It was valentines day the other day. This time last year, or a bit earlier, I was commissioned by an appalling magazine in Prague to write an article about it, including interviews with locals and expats. Now I didn’t have anything to say about it, didn’t care for it particularly and most importantly didn’t have a clue how to incorporate interviews into an article, having no journalism training. Still, I did it, e-mailed it in to the editor (a vacuous wannabe fashion-mag editor who openly admitted she couldn’t read English enough to judge what a good article was) and waited for the reply. There was none. I e-mailed her a few times again, still no reply. The magazine duly came out the next month with a raft of the most turgid commercially sponsored pro-valentines crap I’d ever read and not a sign of my bit. I suspect it was a little negative for their tastes, but at least I would have liked a reply , a simple ‘no thanks’ or something.
it isn’t like it’s going to get published anywhere now, not a great loss as it is pretty much piss-poor (though better than anything in that rag), out of date and a long forgotten nights work. Rest in peace, shitty valentines article:
A few hundred years ago Nicholas Valentine died. To celebrate his martyrdom greeting cards and chocolate manufacturers and all manner of restaurants go to implausable ends to make previously happily single people feel like shit. In the UK and its former colonies romantic couples have, for time immemorial, been spending money on plastic tat and having messy drunken arguments to celebrate. How is this charade progressing in what was once Eastern Europe? And is there anyone alive who actually likes Valentines day barring those who rake in money from it? I took to the bars of Žižkov to find out.

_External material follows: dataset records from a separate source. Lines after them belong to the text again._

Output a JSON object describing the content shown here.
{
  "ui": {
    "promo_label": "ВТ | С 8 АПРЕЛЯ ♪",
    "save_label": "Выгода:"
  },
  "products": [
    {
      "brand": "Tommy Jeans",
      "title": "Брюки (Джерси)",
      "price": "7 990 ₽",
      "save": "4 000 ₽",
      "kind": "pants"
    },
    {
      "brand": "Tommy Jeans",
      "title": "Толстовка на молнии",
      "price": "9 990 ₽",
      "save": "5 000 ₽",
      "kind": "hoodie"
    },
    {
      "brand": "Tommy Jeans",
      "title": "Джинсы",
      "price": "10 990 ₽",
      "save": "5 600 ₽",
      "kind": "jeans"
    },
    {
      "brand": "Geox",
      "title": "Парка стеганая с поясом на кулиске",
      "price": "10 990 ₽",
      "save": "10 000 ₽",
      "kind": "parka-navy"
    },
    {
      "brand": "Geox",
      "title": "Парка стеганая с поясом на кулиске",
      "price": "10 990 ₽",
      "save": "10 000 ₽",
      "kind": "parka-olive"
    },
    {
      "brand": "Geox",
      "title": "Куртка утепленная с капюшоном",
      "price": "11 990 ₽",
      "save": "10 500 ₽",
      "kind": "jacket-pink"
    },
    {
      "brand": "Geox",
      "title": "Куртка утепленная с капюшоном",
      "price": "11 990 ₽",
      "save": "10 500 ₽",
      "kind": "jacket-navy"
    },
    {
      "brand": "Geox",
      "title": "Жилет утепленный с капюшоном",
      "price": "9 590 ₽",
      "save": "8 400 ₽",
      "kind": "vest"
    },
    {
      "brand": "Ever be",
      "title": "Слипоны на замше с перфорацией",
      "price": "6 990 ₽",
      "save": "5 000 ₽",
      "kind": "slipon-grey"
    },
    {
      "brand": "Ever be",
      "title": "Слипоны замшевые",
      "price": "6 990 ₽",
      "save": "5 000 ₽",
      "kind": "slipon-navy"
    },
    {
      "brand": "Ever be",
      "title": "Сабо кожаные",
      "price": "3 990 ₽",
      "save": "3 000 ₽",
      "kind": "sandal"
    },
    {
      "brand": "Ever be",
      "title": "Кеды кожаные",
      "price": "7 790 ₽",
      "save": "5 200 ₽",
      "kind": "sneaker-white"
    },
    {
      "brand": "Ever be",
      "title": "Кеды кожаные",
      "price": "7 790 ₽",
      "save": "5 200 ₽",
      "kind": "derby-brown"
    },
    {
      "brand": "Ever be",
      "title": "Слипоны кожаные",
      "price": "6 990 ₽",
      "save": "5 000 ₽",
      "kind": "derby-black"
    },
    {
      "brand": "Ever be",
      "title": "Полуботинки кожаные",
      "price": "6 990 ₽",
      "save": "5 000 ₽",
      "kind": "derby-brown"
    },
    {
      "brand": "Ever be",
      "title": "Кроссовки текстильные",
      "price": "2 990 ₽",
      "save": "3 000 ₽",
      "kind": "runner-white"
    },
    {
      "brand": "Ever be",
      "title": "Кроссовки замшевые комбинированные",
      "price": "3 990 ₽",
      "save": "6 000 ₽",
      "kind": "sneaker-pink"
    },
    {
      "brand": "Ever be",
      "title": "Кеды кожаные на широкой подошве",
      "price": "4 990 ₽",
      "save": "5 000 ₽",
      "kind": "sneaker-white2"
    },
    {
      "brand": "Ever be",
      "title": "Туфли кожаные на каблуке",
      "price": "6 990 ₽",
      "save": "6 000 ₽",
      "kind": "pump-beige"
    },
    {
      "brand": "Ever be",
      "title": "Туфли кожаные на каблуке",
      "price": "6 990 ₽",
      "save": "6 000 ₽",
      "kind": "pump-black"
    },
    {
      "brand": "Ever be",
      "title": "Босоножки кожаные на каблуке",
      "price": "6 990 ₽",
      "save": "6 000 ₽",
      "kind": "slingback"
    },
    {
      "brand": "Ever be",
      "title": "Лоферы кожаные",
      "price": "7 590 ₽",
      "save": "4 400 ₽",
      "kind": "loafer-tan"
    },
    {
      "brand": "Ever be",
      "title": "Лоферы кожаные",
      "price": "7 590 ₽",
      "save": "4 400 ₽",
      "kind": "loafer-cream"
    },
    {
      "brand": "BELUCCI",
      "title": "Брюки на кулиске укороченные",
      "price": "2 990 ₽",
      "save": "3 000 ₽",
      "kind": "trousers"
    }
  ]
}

“Valentines day is all new since 1989,” said Šarka, a barmaid from Prague. “It’s like New Years Eve, everyone has to be in love all of a sudden and if you get no card, no kiss, you feel bad.”
Lisa, a film producer from Manchester, agrees: “It’s good if you’re with someone, if not then it kind of sucks. I don’t like all that romantic bullshit, but at least nobody seems to celebrate it here.”
It is certainly true that the signs of impending Valentines doom, wheeled out on New Years Day in England, are thin on the ground here. The only signs to be seen are Nescafe sponsored ones in cheesy pizza restaurants and the only cards a brief search found were the traditional Czech re-usable birthday cards with an adjustable age on the front.
Still, the beast is growing year on year. “It’s depressing,” says Miriam from Oslo, “In Norway six years ago we didn’t celebrate it. Now the stores and the media control it all. We are like little America, copying their ideas of Valentines Day and Halloween. Nicholas Valentine was a Russian saint, not an American.”
Her friend Amanda shares a sense of bewilderment at this unwelcome import. “It’s ridiculous, it makes me laugh. If I had a boyfriend on valentines day and he gave me something, I would be disgusted.”
So, Hallmark, more than mawkish sentiment is apparently needed to con the peoples of Europe into spending $5 on a piece of cardboard. The entire appeal, in fact, seems to be vague and incomprehensible to us Europeans. Maybe an American can explain.
“It’s a completely commercial holiday that sucks money out of men’s pockets to provide useless trinkets for girls,” suggests Eddy from Austin, Texas. “I do like it when my mom buys me candy, though.”